When a population is “hard to reach” (Ozawa et al., 2019), top-down approaches such as cultural competency might be preferred. However, given the ready availability of COVID-19 vaccines and the ways Amish people have rationalized non-adoption, we feel as if their undervaccination is likely due to Amish being “hard to vaccinate” (Ozawa et al., 2019)—that is, attitudinal and cultural reasons for undervaccination, as explained in point two in the background section of this paper. As such, service providers and policy-makers should consider bottom-up approaches to change, along with a view of the Amish population that places responsibility for their actions on them, not on health providers and policy-makers. With that approach, any barriers and boundaries effectively reduced are those that Amish people opt to reduce—they decide to approach policy-makers and service providers and ask for assistance solving a problem or else accept responsibility for undervaccination. That is to say, general policies and outreach efforts not specifically targeting the Amish but nevertheless changing their calculations might be more effective for society-wide vaccination efforts than targeting the Amish specifically, which might incite resistance. They must conclude on their own: “‘our’ ways, specifically, are causing ‘them’ injury.”

But can there be any real public harm to a failed top-down diffusion effort targeting the Amish? While public health policy-makers and service providers might consider any vaccination outreach effort as only resulting in vaccine uptake—even if just a sliver of a percentage increase—urgent, emergency efforts aimed at population-wide health practice adoption can have unintended backlash. In the panel discussion “The Plain People and COVID-19: Responses and Public Policy” at the July 2021 conference of the Amish & Plain Anabaptist Studies Association, pediatric geneticist Ethan Scott, who had just published a study of Holmes County, OH-area pre-COVID-19 Amish vaccination practices (Scott et al., 2021), suggested that the strong, politically polarized push for Americans to accept COVID-19 vaccines might be reducing Amish acceptance of other vaccines. We will reiterate his observation. Negative consequences of poorly received and population-targeted health messaging can reach further than just non-adoption of the new practice and extend to discontinuation of health practices already adopted. Policy makers and service providers should weigh out the risks of any top-down, targeted outreach strategies.

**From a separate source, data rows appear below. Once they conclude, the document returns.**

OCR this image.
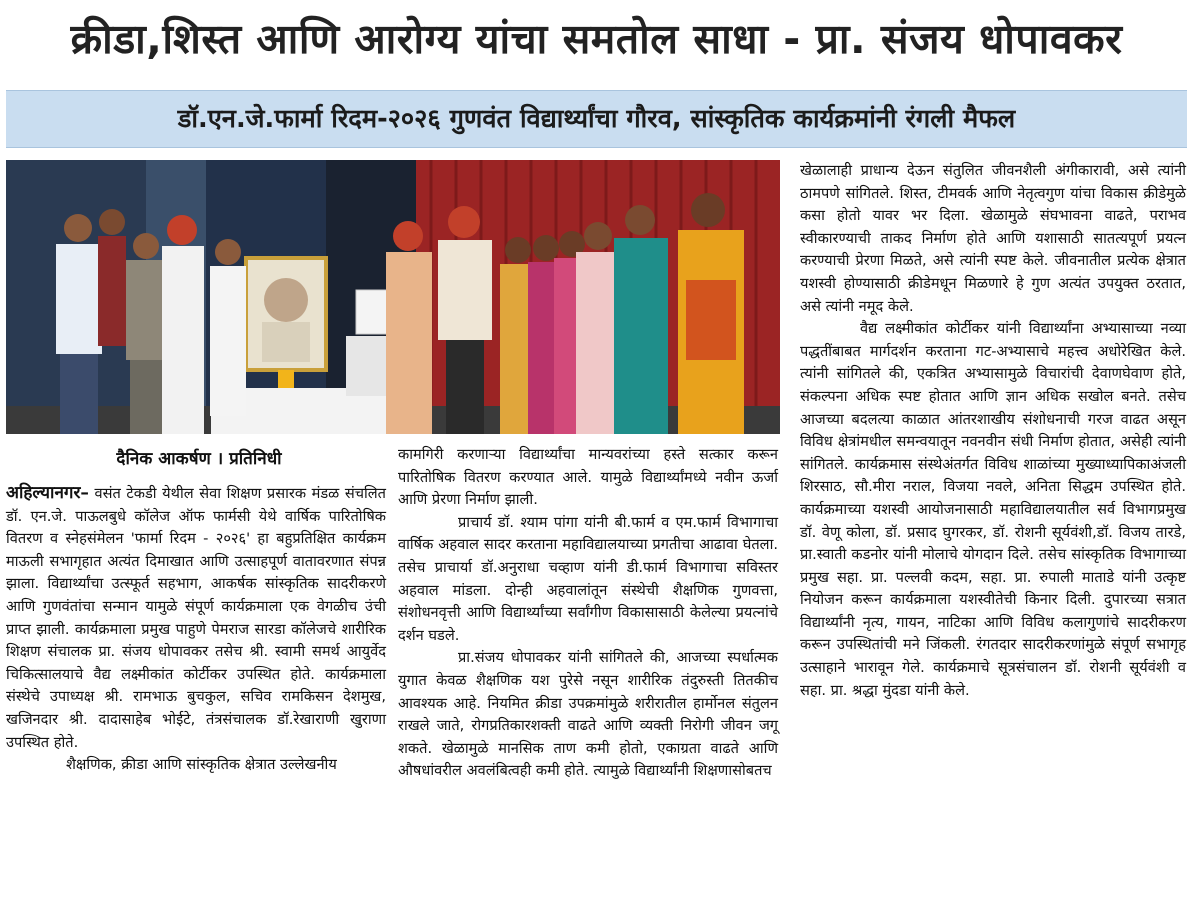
क्रीडा,शिस्त आणि आरोग्य यांचा समतोल साधा - प्रा. संजय धोपावकर
डॉ.एन.जे.फार्मा रिदम-२०२६ गुणवंत विद्यार्थ्यांचा गौरव, सांस्कृतिक कार्यक्रमांनी रंगली मैफल
दैनिक आकर्षण । प्रतिनिधी

अहिल्यानगर– वसंत टेकडी येथील सेवा शिक्षण प्रसारक मंडळ संचलित डॉ. एन.जे. पाऊलबुधे कॉलेज ऑफ फार्मसी येथे वार्षिक पारितोषिक वितरण व स्नेहसंमेलन 'फार्मा रिदम - २०२६' हा बहुप्रतिक्षित कार्यक्रम माऊली सभागृहात अत्यंत दिमाखात आणि उत्साहपूर्ण वातावरणात संपन्न झाला. विद्यार्थ्यांचा उत्स्फूर्त सहभाग, आकर्षक सांस्कृतिक सादरीकरणे आणि गुणवंतांचा सन्मान यामुळे संपूर्ण कार्यक्रमाला एक वेगळीच उंची प्राप्त झाली. कार्यक्रमाला प्रमुख पाहुणे पेमराज सारडा कॉलेजचे शारीरिक शिक्षण संचालक प्रा. संजय धोपावकर तसेच श्री. स्वामी समर्थ आयुर्वेद चिकित्सालयाचे वैद्य लक्ष्मीकांत कोर्टीकर उपस्थित होते. कार्यक्रमाला संस्थेचे उपाध्यक्ष श्री. रामभाऊ बुचकुल, सचिव रामकिसन देशमुख, खजिनदार श्री. दादासाहेब भोईटे, तंत्रसंचालक डॉ.रेखाराणी खुराणा उपस्थित होते.

शैक्षणिक, क्रीडा आणि सांस्कृतिक क्षेत्रात उल्लेखनीय

कामगिरी करणाऱ्या विद्यार्थ्यांचा मान्यवरांच्या हस्ते सत्कार करून पारितोषिक वितरण करण्यात आले. यामुळे विद्यार्थ्यांमध्ये नवीन ऊर्जा आणि प्रेरणा निर्माण झाली.

प्राचार्य डॉ. श्याम पांगा यांनी बी.फार्म व एम.फार्म विभागाचा वार्षिक अहवाल सादर करताना महाविद्यालयाच्या प्रगतीचा आढावा घेतला. तसेच प्राचार्या डॉ.अनुराधा चव्हाण यांनी डी.फार्म विभागाचा सविस्तर अहवाल मांडला. दोन्ही अहवालांतून संस्थेची शैक्षणिक गुणवत्ता, संशोधनवृत्ती आणि विद्यार्थ्यांच्या सर्वांगीण विकासासाठी केलेल्या प्रयत्नांचे दर्शन घडले.

प्रा.संजय धोपावकर यांनी सांगितले की, आजच्या स्पर्धात्मक युगात केवळ शैक्षणिक यश पुरेसे नसून शारीरिक तंदुरुस्ती तितकीच आवश्यक आहे. नियमित क्रीडा उपक्रमांमुळे शरीरातील हार्मोनल संतुलन राखले जाते, रोगप्रतिकारशक्ती वाढते आणि व्यक्ती निरोगी जीवन जगू शकते. खेळामुळे मानसिक ताण कमी होतो, एकाग्रता वाढते आणि औषधांवरील अवलंबित्वही कमी होते. त्यामुळे विद्यार्थ्यांनी शिक्षणासोबतच

खेळालाही प्राधान्य देऊन संतुलित जीवनशैली अंगीकारावी, असे त्यांनी ठामपणे सांगितले. शिस्त, टीमवर्क आणि नेतृत्वगुण यांचा विकास क्रीडेमुळे कसा होतो यावर भर दिला. खेळामुळे संघभावना वाढते, पराभव स्वीकारण्याची ताकद निर्माण होते आणि यशासाठी सातत्यपूर्ण प्रयत्न करण्याची प्रेरणा मिळते, असे त्यांनी स्पष्ट केले. जीवनातील प्रत्येक क्षेत्रात यशस्वी होण्यासाठी क्रीडेमधून मिळणारे हे गुण अत्यंत उपयुक्त ठरतात, असे त्यांनी नमूद केले.

वैद्य लक्ष्मीकांत कोर्टीकर यांनी विद्यार्थ्यांना अभ्यासाच्या नव्या पद्धतींबाबत मार्गदर्शन करताना गट-अभ्यासाचे महत्त्व अधोरेखित केले. त्यांनी सांगितले की, एकत्रित अभ्यासामुळे विचारांची देवाणघेवाण होते, संकल्पना अधिक स्पष्ट होतात आणि ज्ञान अधिक सखोल बनते. तसेच आजच्या बदलत्या काळात आंतरशाखीय संशोधनाची गरज वाढत असून विविध क्षेत्रांमधील समन्वयातून नवनवीन संधी निर्माण होतात, असेही त्यांनी सांगितले. कार्यक्रमास संस्थेअंतर्गत विविध शाळांच्या मुख्याध्यापिकाअंजली शिरसाठ, सौ.मीरा नराल, विजया नवले, अनिता सिद्धम उपस्थित होते. कार्यक्रमाच्या यशस्वी आयोजनासाठी महाविद्यालयातील सर्व विभागप्रमुख डॉ. वेणू कोला, डॉ. प्रसाद घुगरकर, डॉ. रोशनी सूर्यवंशी,डॉ. विजय तारडे, प्रा.स्वाती कडनोर यांनी मोलाचे योगदान दिले. तसेच सांस्कृतिक विभागाच्या प्रमुख सहा. प्रा. पल्लवी कदम, सहा. प्रा. रुपाली माताडे यांनी उत्कृष्ट नियोजन करून कार्यक्रमाला यशस्वीतेची किनार दिली. दुपारच्या सत्रात विद्यार्थ्यांनी नृत्य, गायन, नाटिका आणि विविध कलागुणांचे सादरीकरण करून उपस्थितांची मने जिंकली. रंगतदार सादरीकरणांमुळे संपूर्ण सभागृह उत्साहाने भारावून गेले. कार्यक्रमाचे सूत्रसंचालन डॉ. रोशनी सूर्यवंशी व सहा. प्रा. श्रद्धा मुंदडा यांनी केले.
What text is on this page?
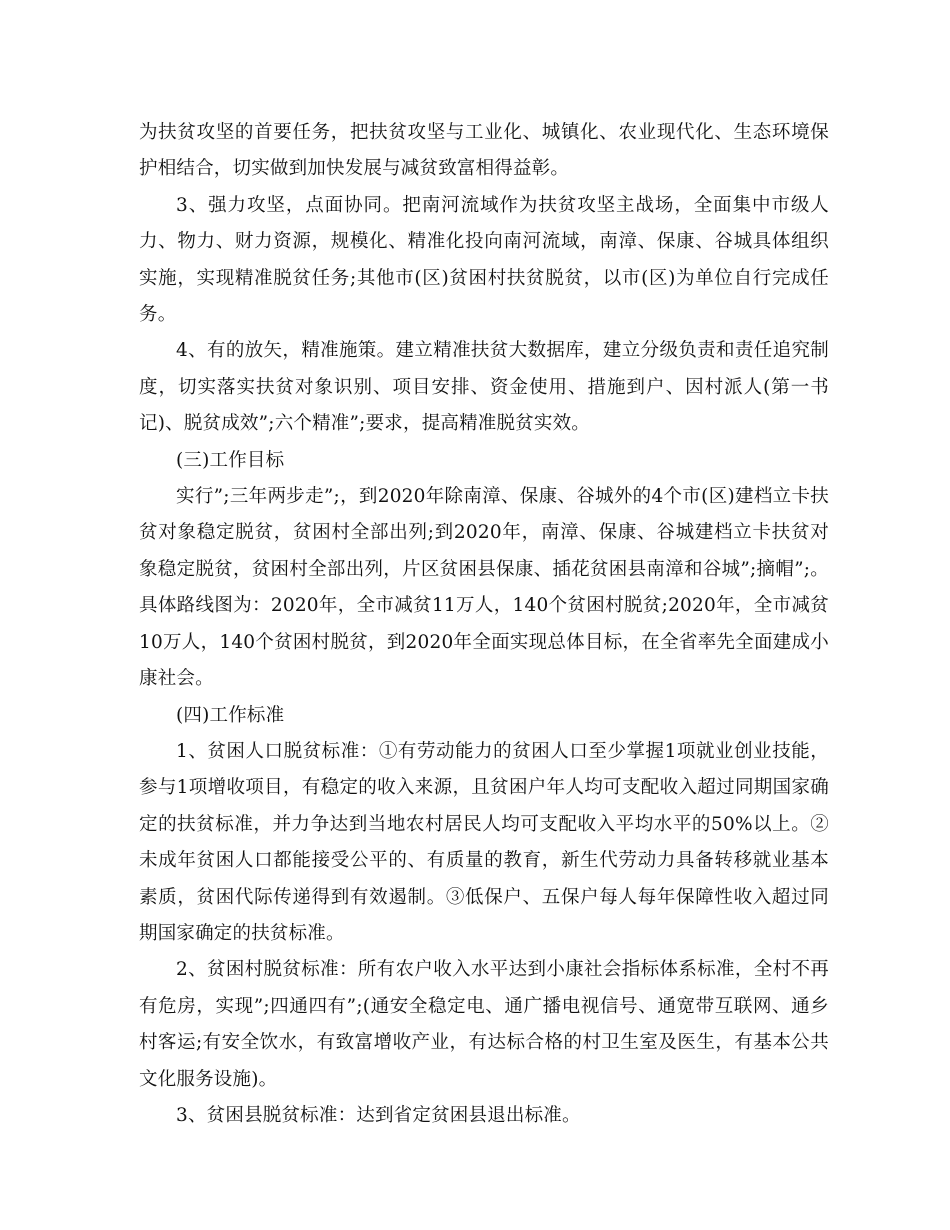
为扶贫攻坚的首要任务，把扶贫攻坚与工业化、城镇化、农业现代化、生态环境保护相结合，切实做到加快发展与减贫致富相得益彰。

3、强力攻坚，点面协同。把南河流域作为扶贫攻坚主战场，全面集中市级人力、物力、财力资源，规模化、精准化投向南河流域，南漳、保康、谷城具体组织实施，实现精准脱贫任务;其他市(区)贫困村扶贫脱贫，以市(区)为单位自行完成任务。

4、有的放矢，精准施策。建立精准扶贫大数据库，建立分级负责和责任追究制度，切实落实扶贫对象识别、项目安排、资金使用、措施到户、因村派人(第一书记)、脱贫成效”;六个精准”;要求，提高精准脱贫实效。

(三)工作目标

实行”;三年两步走”;，到2020年除南漳、保康、谷城外的4个市(区)建档立卡扶贫对象稳定脱贫，贫困村全部出列;到2020年，南漳、保康、谷城建档立卡扶贫对象稳定脱贫，贫困村全部出列，片区贫困县保康、插花贫困县南漳和谷城”;摘帽”;。具体路线图为：2020年，全市减贫11万人，140个贫困村脱贫;2020年，全市减贫10万人，140个贫困村脱贫，到2020年全面实现总体目标，在全省率先全面建成小康社会。

(四)工作标准

1、贫困人口脱贫标准：①有劳动能力的贫困人口至少掌握1项就业创业技能，参与1项增收项目，有稳定的收入来源，且贫困户年人均可支配收入超过同期国家确定的扶贫标准，并力争达到当地农村居民人均可支配收入平均水平的50%以上。②未成年贫困人口都能接受公平的、有质量的教育，新生代劳动力具备转移就业基本素质，贫困代际传递得到有效遏制。③低保户、五保户每人每年保障性收入超过同期国家确定的扶贫标准。

2、贫困村脱贫标准：所有农户收入水平达到小康社会指标体系标准，全村不再有危房，实现”;四通四有”;(通安全稳定电、通广播电视信号、通宽带互联网、通乡村客运;有安全饮水，有致富增收产业，有达标合格的村卫生室及医生，有基本公共文化服务设施)。

3、贫困县脱贫标准：达到省定贫困县退出标准。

Variation in Vaccine Adoption

Even as our study suggests that Amish populations likely have lower COVID-19 vaccination rates, we caution service providers and policy-makers against assuming all Amish individuals are under- or unvaccinated. Though Amish people tend to develop dominant consensus on matters of interest, Amish culture is not homogeneous; varying health practices and outcomes are one sign of this diversity (Floersch et al., 1997). Even within very similar cultural settings, individuals might have intense opinions that differ one from another (e.g., Petrovich, 2017; Reiling, 2002; Thalheimer, 2021; Welk-Joerger, 2019). Additionally, the Amish do differ (increasingly) in class and material expenditures (Anderson & Autry, 2011; Choy, 2020; Moledina et al., 2014), and income/social class has been associated with COVID-19 vaccine acceptance in other populations (Hudson & Montelpare, 2021; Mollalo & Tatar, 2021). We thus emphasize that Amish identity should be considered an initial basis from which to probe vaccination attitudes and that Amish identity does not always mean vaccination hesitancy.

Future Directions

Populations with high undervaccination levels, such as the Amish, will continue to be of interest as practitioners respond to population-specific outbreaks. Ongoing inquiry is needed to understand how Amish peoplehood—including its religious, ethnic, and other components—provides a meaningful script for attitudes toward vaccination as well as why and how variation in Amish vaccination adoption occurs. This suggests a need for comprehensive, qualitative studies utilizing robust theories of health and health culture.